January 29 , 2007
by helen anne richards
Rick Luce, vice provost and director of the university libraries, asks a single question about the future of the libraries, “How do we transform Emory’s libraries into a 21st-century conceptualization of what a library is?”
At first glance, the answers seem to be unrelated — special collections, digital services and focusing on customers.
But Steve Enniss, director of Emory’s Manuscript, Archives, and Rare Book Library, says that special collections are increasingly what differentiate one library from another, and digital access is a means of leveraging a university’s rare and unique resources for the widest possible impact.
“When you begin to digitize your library, what do you choose but your special collections?” Enniss asked. “Emory is a relatively young institution. We’re building collections today that will support teaching and research for generations.”
Enniss made the comment while holding one of Salman Rushdie’s leather-bound journals, part of a recent acquisition of Rushdie’s papers. Emory’s ability to acquire the Rushdie archive was predicated on the University’s reputation for building distinctive special collections in modern literature, African American history and culture, and in Southern history.
The Rushdie archive contains nearly 100 linear feet of Rushdie’s personal and literary papers, as well as four of his computers. Library staff are working to recover and preserve old e-mails and other electronic data from these computers, as well as conserve handwritten materials like the journals.

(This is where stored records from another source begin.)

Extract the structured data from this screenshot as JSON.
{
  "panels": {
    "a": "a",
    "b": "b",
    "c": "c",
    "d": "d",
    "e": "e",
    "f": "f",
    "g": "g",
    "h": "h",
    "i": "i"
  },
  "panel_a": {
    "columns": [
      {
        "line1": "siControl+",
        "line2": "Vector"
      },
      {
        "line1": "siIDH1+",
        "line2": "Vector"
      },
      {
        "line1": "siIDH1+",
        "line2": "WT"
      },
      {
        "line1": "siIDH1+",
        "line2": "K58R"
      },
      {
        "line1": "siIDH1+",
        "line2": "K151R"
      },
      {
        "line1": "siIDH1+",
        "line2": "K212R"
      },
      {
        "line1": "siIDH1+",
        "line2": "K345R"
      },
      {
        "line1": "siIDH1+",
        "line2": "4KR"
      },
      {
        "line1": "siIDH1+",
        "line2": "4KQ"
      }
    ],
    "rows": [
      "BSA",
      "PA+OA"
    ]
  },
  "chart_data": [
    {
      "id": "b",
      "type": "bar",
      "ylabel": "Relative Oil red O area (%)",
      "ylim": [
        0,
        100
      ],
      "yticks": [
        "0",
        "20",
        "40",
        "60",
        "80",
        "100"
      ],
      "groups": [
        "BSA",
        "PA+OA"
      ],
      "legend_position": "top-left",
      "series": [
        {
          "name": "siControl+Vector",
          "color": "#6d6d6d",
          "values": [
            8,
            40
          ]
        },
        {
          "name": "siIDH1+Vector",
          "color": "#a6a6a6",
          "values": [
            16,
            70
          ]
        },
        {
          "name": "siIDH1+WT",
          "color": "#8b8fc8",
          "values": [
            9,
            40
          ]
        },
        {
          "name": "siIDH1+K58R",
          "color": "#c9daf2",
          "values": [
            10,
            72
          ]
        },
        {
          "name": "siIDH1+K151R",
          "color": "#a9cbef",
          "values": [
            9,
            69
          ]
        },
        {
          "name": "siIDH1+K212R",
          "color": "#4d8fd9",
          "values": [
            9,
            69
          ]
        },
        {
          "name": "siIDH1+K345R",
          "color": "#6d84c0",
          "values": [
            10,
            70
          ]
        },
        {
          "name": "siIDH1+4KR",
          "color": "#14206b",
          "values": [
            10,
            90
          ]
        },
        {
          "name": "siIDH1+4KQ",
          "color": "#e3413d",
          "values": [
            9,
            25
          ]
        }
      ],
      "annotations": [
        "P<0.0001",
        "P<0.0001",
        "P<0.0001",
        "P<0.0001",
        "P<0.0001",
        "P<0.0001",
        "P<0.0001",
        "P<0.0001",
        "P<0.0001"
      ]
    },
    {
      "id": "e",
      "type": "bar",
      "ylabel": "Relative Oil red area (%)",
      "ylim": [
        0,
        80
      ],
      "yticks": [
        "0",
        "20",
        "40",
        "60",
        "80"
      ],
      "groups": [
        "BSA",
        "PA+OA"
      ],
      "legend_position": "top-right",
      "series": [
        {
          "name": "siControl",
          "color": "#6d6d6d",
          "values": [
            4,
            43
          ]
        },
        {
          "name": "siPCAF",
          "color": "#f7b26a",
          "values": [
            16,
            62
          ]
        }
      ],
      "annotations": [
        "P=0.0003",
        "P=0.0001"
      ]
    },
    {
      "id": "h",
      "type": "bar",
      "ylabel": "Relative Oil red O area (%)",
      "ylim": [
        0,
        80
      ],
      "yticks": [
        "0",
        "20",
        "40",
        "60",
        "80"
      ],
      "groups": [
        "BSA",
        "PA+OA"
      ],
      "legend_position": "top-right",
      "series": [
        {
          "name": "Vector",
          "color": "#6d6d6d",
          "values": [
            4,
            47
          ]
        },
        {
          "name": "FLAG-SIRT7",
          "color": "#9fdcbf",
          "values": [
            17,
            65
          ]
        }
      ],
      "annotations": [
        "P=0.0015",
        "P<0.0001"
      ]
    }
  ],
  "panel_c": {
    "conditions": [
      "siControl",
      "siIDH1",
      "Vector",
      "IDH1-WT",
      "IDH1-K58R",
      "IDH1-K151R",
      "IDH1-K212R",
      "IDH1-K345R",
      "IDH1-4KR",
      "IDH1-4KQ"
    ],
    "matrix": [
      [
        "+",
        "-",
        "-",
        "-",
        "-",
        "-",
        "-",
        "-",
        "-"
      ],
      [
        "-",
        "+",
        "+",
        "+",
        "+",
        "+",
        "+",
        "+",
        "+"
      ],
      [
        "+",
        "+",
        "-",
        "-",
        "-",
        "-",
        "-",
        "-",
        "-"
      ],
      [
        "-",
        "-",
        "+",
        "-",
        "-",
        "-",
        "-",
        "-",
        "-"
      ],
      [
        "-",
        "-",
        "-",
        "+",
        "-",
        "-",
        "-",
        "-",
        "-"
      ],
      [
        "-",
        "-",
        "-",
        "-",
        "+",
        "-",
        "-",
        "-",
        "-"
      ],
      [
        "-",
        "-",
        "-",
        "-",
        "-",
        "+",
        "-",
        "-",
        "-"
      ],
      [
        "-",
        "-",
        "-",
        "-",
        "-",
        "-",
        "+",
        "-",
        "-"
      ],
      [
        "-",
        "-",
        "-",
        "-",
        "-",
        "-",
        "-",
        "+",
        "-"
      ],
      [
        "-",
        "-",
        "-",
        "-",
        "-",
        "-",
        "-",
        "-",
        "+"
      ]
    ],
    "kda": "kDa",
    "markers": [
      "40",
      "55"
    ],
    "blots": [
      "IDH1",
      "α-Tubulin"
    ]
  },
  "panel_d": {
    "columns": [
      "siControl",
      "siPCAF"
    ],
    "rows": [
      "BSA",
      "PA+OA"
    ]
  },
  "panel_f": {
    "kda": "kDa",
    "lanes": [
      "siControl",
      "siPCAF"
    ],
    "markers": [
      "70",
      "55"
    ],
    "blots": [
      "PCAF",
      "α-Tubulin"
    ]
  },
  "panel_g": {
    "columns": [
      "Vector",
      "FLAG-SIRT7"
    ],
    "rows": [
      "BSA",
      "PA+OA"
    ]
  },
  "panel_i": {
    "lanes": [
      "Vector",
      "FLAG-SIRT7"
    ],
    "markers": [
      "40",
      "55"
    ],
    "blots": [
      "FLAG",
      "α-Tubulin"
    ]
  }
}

“We’ve had a radical shift in thinking about what special collections are,” Enniss said. “They are increasingly places of innovation in the digital arena. They’re here for students to cut their teeth on original research and to support scholarly research that simply could not be done elsewhere.”
In order to do that, he said, the university needs more space to house Emory’s growing special collections. It also needs smart classrooms where students can be introduced to electronic tools for archival research and examine original documents not held elsewhere. Planning for a state-of-the-art building currently is under way.
Digital materials, however, are not confined to special collections at Emory. Martin Halbert, director of digital programs and systems at Woodruff Library, and his staff are building online projects on a wide variety of topics. One of the most extensive projects will provide detailed information about the trans-Atlantic slave trade.
“Emory is uniquely situated to show what is possible in digital scholarship,” Halbert said. “We are creating a model for scholars, technologists and librarians.”
The Trans-Atlantic Slave Trade Database project began with a static, but important, collection of information on a CD-ROM. Created in 1999, the disk was expensive and not readily available.
The online project will transfer the original database from the CD to a Web site, and will add information about 8,000 additional voyages to the 27,000 originally catalogued on the disk, will enhance 9,000 other listings and will make the information available for free in a two-tier system for scholars, students and the general public. The data will be updated any time it’s required.
As Emory’s special collections and digital projects move forward, Luce and his staff are also building a customer-centered library. They plan to establish a library branch to house and create e-collections, digitized volumes and digitized special collections, and to create robust digital services. He expects to redesign physical spaces in the libraries to support new methods of instruction and research, and to upgrade the science and business libraries to meet future needs.